The failure to decrease the number of those malnourished despite improvements in agricultural outputs is defined as puzzling and the association between malnutrition and obesity is labeled as extremely unusual. This way of posing the issue has the consequence of presenting the problem as natural: it just happened. By so doing it obscures the social and political circumstances behind it. When one takes them into account it turns out that not only malnutrition and obesity can be associated but that the latter can cause the former. To understand how this happens it suffices to have a look at the example of Egypt.
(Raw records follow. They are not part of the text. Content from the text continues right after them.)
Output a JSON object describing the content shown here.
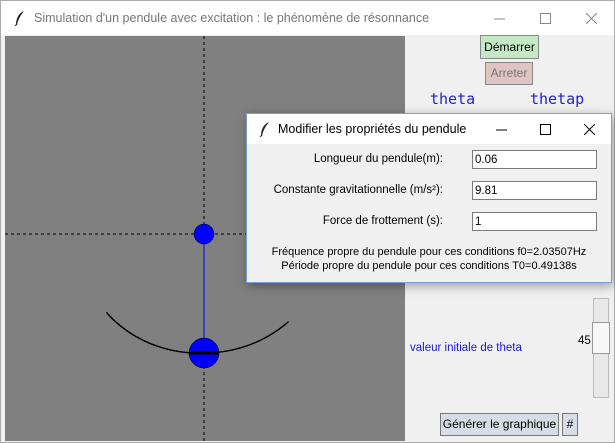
{
  "window": {
    "title": "Simulation d'un pendule avec excitation : le phénomène de résonnance",
    "minimize": "—",
    "maximize": "☐",
    "close": "✕"
  },
  "controls": {
    "start_label": "Démarrer",
    "stop_label": "Arreter",
    "theta_label": "theta",
    "thetap_label": "thetap",
    "init_theta_label": "valeur initiale de theta",
    "slider_value": "45",
    "generate_label": "Générer le graphique",
    "hash_label": "#"
  },
  "dialog": {
    "title": "Modifier les propriétés du pendule",
    "minimize": "—",
    "maximize": "☐",
    "close": "✕",
    "fields": [
      {
        "label": "Longueur du pendule(m):",
        "value": "0.06"
      },
      {
        "label": "Constante gravitationnelle (m/s²):",
        "value": "9.81"
      },
      {
        "label": "Force de frottement (s):",
        "value": "1"
      }
    ],
    "info_line1": "Fréquence propre du pendule pour ces conditions f0=2.03507Hz",
    "info_line2": "Période propre du pendule pour ces conditions T0=0.49138s"
  },
  "colors": {
    "canvas_bg": "#808080",
    "bob": "#0000ff",
    "trace": "#000000",
    "start_btn": "#c4e9c4",
    "stop_btn": "#e0c4c4",
    "label_blue": "#2222cc"
  },
  "icons": {
    "app": "feather-icon"
  }
}
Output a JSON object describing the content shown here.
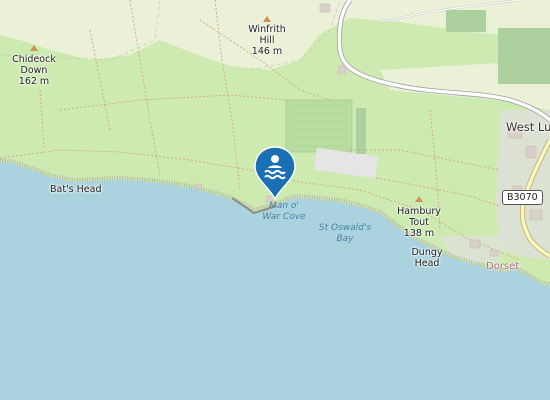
{
  "map": {
    "places": {
      "winfrith_name": "Winfrith",
      "winfrith_sub": "Hill",
      "winfrith_ele": "146 m",
      "chideock_name": "Chideock",
      "chideock_sub": "Down",
      "chideock_ele": "162 m",
      "bats_head": "Bat's Head",
      "west_lulworth": "West Lu",
      "hambury_name": "Hambury",
      "hambury_sub": "Tout",
      "hambury_ele": "138 m",
      "dungy_name": "Dungy",
      "dungy_sub": "Head",
      "dorset": "Dorset"
    },
    "water": {
      "man_o_war_1": "Man o'",
      "man_o_war_2": "War Cove",
      "st_oswalds_1": "St Oswald's",
      "st_oswalds_2": "Bay"
    },
    "road_ref": "B3070",
    "marker_icon": "swimming-icon",
    "colors": {
      "sea": "#aad3df",
      "land": "#e8f0d4",
      "grass": "#cdebb0",
      "marker": "#1a6fb5"
    }
  }
}
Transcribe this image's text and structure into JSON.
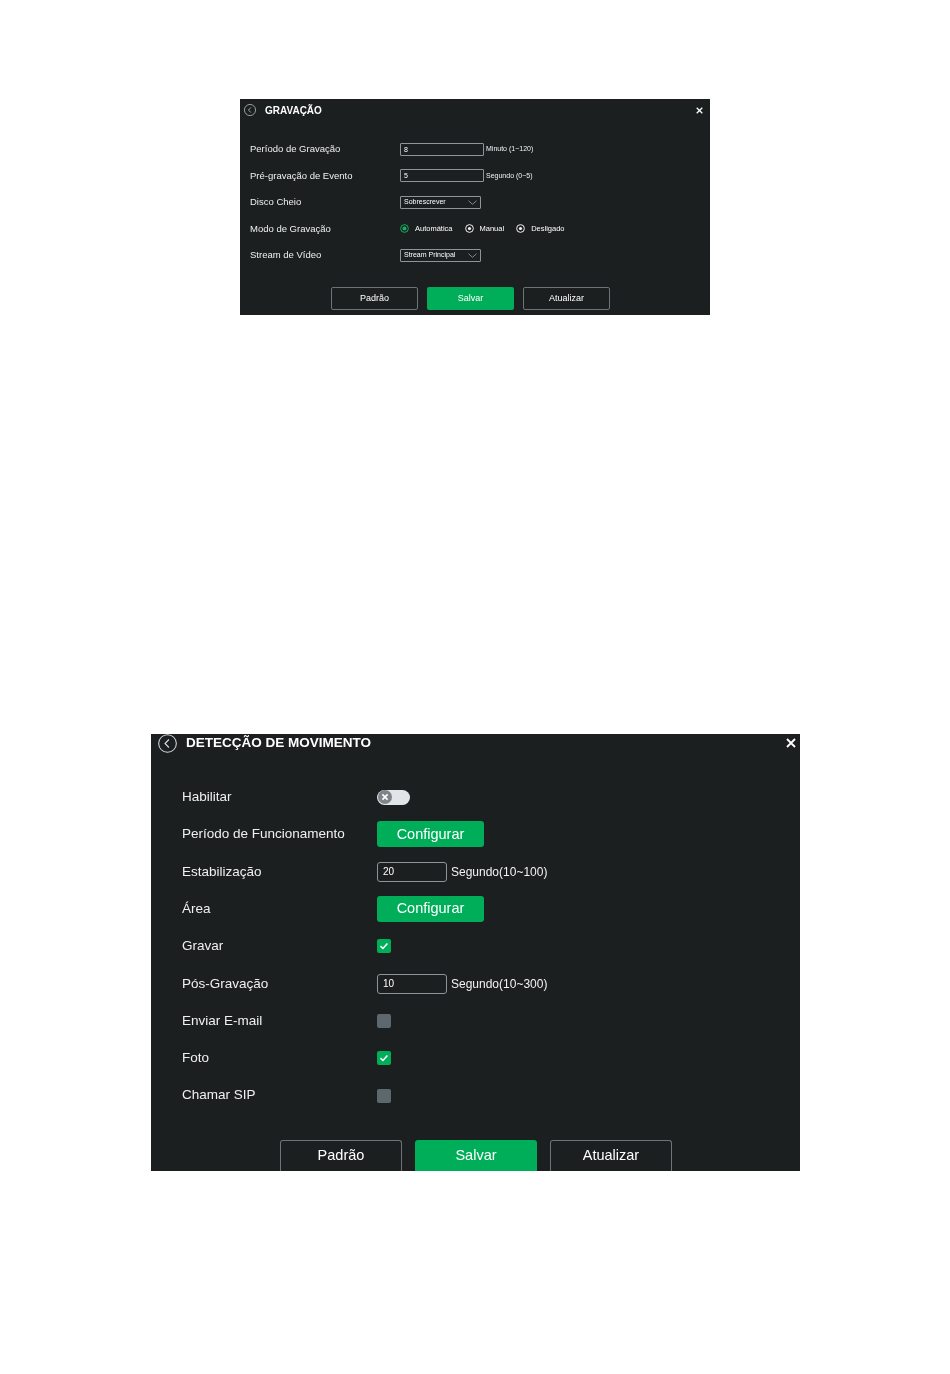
{
  "panels": [
    {
      "title": "GRAVAÇÃO",
      "rows": [
        {
          "kind": "input",
          "label": "Período de Gravação",
          "value": "8",
          "suffix": "Minuto (1~120)"
        },
        {
          "kind": "input",
          "label": "Pré-gravação de Evento",
          "value": "5",
          "suffix": "Segundo (0~5)"
        },
        {
          "kind": "select",
          "label": "Disco Cheio",
          "value": "Sobrescrever"
        },
        {
          "kind": "radio",
          "label": "Modo de Gravação",
          "options": [
            {
              "label": "Automática",
              "selected": true
            },
            {
              "label": "Manual",
              "selected": false
            },
            {
              "label": "Desligado",
              "selected": false
            }
          ]
        },
        {
          "kind": "select",
          "label": "Stream de Vídeo",
          "value": "Stream Principal"
        }
      ],
      "buttons": [
        {
          "label": "Padrão",
          "kind": "secondary"
        },
        {
          "label": "Salvar",
          "kind": "primary"
        },
        {
          "label": "Atualizar",
          "kind": "secondary"
        }
      ]
    },
    {
      "title": "DETECÇÃO DE MOVIMENTO",
      "rows": [
        {
          "kind": "toggle",
          "label": "Habilitar",
          "on": false
        },
        {
          "kind": "button",
          "label": "Período de Funcionamento",
          "button": "Configurar"
        },
        {
          "kind": "input",
          "label": "Estabilização",
          "value": "20",
          "suffix": "Segundo(10~100)"
        },
        {
          "kind": "button",
          "label": "Área",
          "button": "Configurar"
        },
        {
          "kind": "checkbox",
          "label": "Gravar",
          "checked": true
        },
        {
          "kind": "input",
          "label": "Pós-Gravação",
          "value": "10",
          "suffix": "Segundo(10~300)"
        },
        {
          "kind": "checkbox",
          "label": "Enviar E-mail",
          "checked": false
        },
        {
          "kind": "checkbox",
          "label": "Foto",
          "checked": true
        },
        {
          "kind": "checkbox",
          "label": "Chamar SIP",
          "checked": false
        }
      ],
      "buttons": [
        {
          "label": "Padrão",
          "kind": "secondary"
        },
        {
          "label": "Salvar",
          "kind": "primary"
        },
        {
          "label": "Atualizar",
          "kind": "secondary"
        }
      ]
    }
  ]
}
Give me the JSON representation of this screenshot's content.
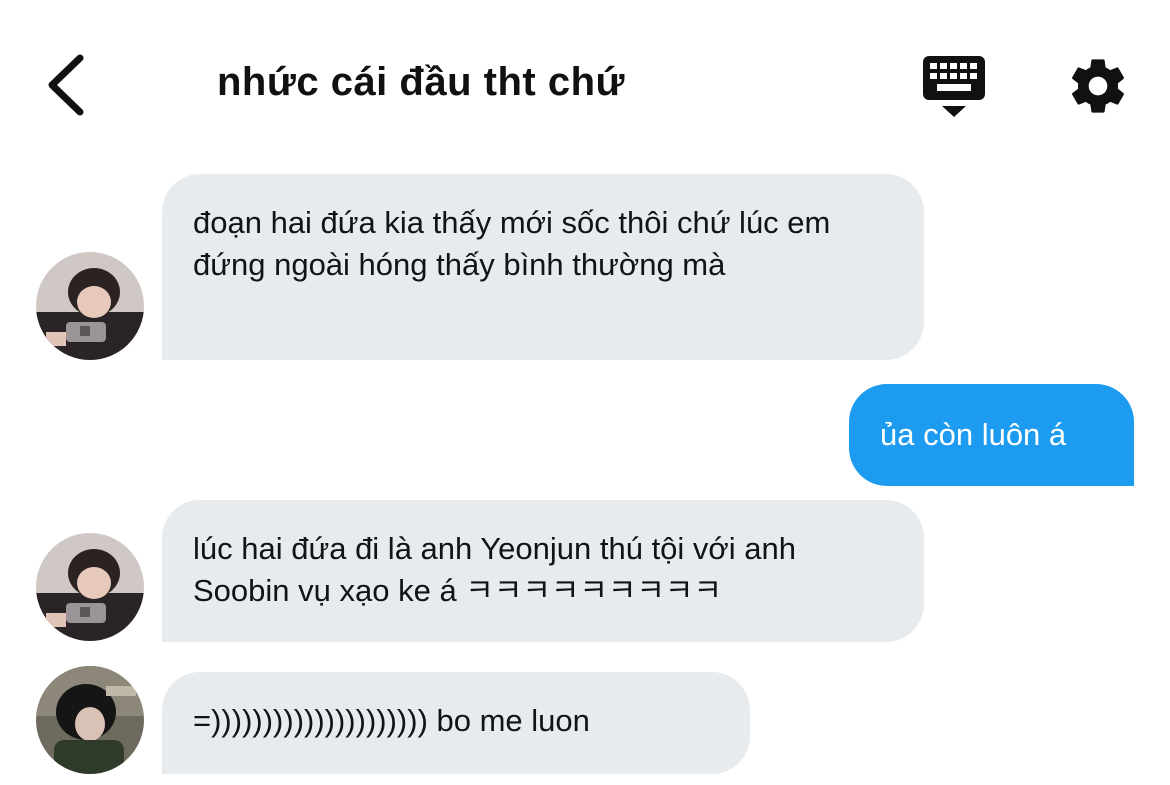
{
  "header": {
    "title": "nhức cái đầu tht chứ",
    "icons": {
      "back": "chevron-left-icon",
      "keyboard": "keyboard-icon",
      "settings": "gear-icon"
    }
  },
  "messages": [
    {
      "direction": "incoming",
      "text": "đoạn hai đứa kia thấy mới sốc thôi chứ lúc em đứng ngoài hóng thấy bình thường mà"
    },
    {
      "direction": "outgoing",
      "text": "ủa còn luôn á"
    },
    {
      "direction": "incoming",
      "text": "lúc hai đứa đi là anh Yeonjun thú tội với anh Soobin vụ xạo ke á ㅋㅋㅋㅋㅋㅋㅋㅋㅋ"
    },
    {
      "direction": "incoming",
      "text": "=))))))))))))))))))))) bo me luon"
    }
  ],
  "colors": {
    "incoming_bubble": "#e7ebee",
    "outgoing_bubble": "#1d9bf0",
    "text": "#0f1419"
  }
}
A previous post presented professor Timothy Mitchel’s findings which point to the main culprits behind this phenomenon: social inequality and shifting consumption. To make a complex story short, the rise of an urban rich class determined a shift in consumption from staple food to meat. Their request, aligned also with the demand to accommodate the tourist industry’s needs, were accommodated by channeling more of the wheat produced in Egypt to feed animals. As a result the wheat for human consumption was to be imported. This increasing reliance on imported staple food ignited a vicious cycle whereby the trade deficit, consequence of the rising import of wheat, further aggravated the shift from a subsistence agriculture to an export oriented agriculture whose produces (e.g. grapes) catered mainly for the European markets. Needless to say the winners were the upper urban class who had access to the meat they wanted (thus becoming also more incline to obesity) whereas the losers were poor  (the majority of whom was landless) who remained vulnerable to the fluctuations of the international food market and therefore malnourished. This shift in production did not just naturally happened but it was facilitated by the interest of the US to find a market for the surplus wheat produced by its heavily subsidized farmers.

In sum, the Economist has the merit to illustrate that fixing malnutrition is no simple task because it requires a panoply of intertwined intervention; however it ignores those interventions which are needed to tackle to social determinant of malnutrition such more equal landholdings. And if these determinants are not taken into the equations the nutrition puzzle risk to remain unresolved.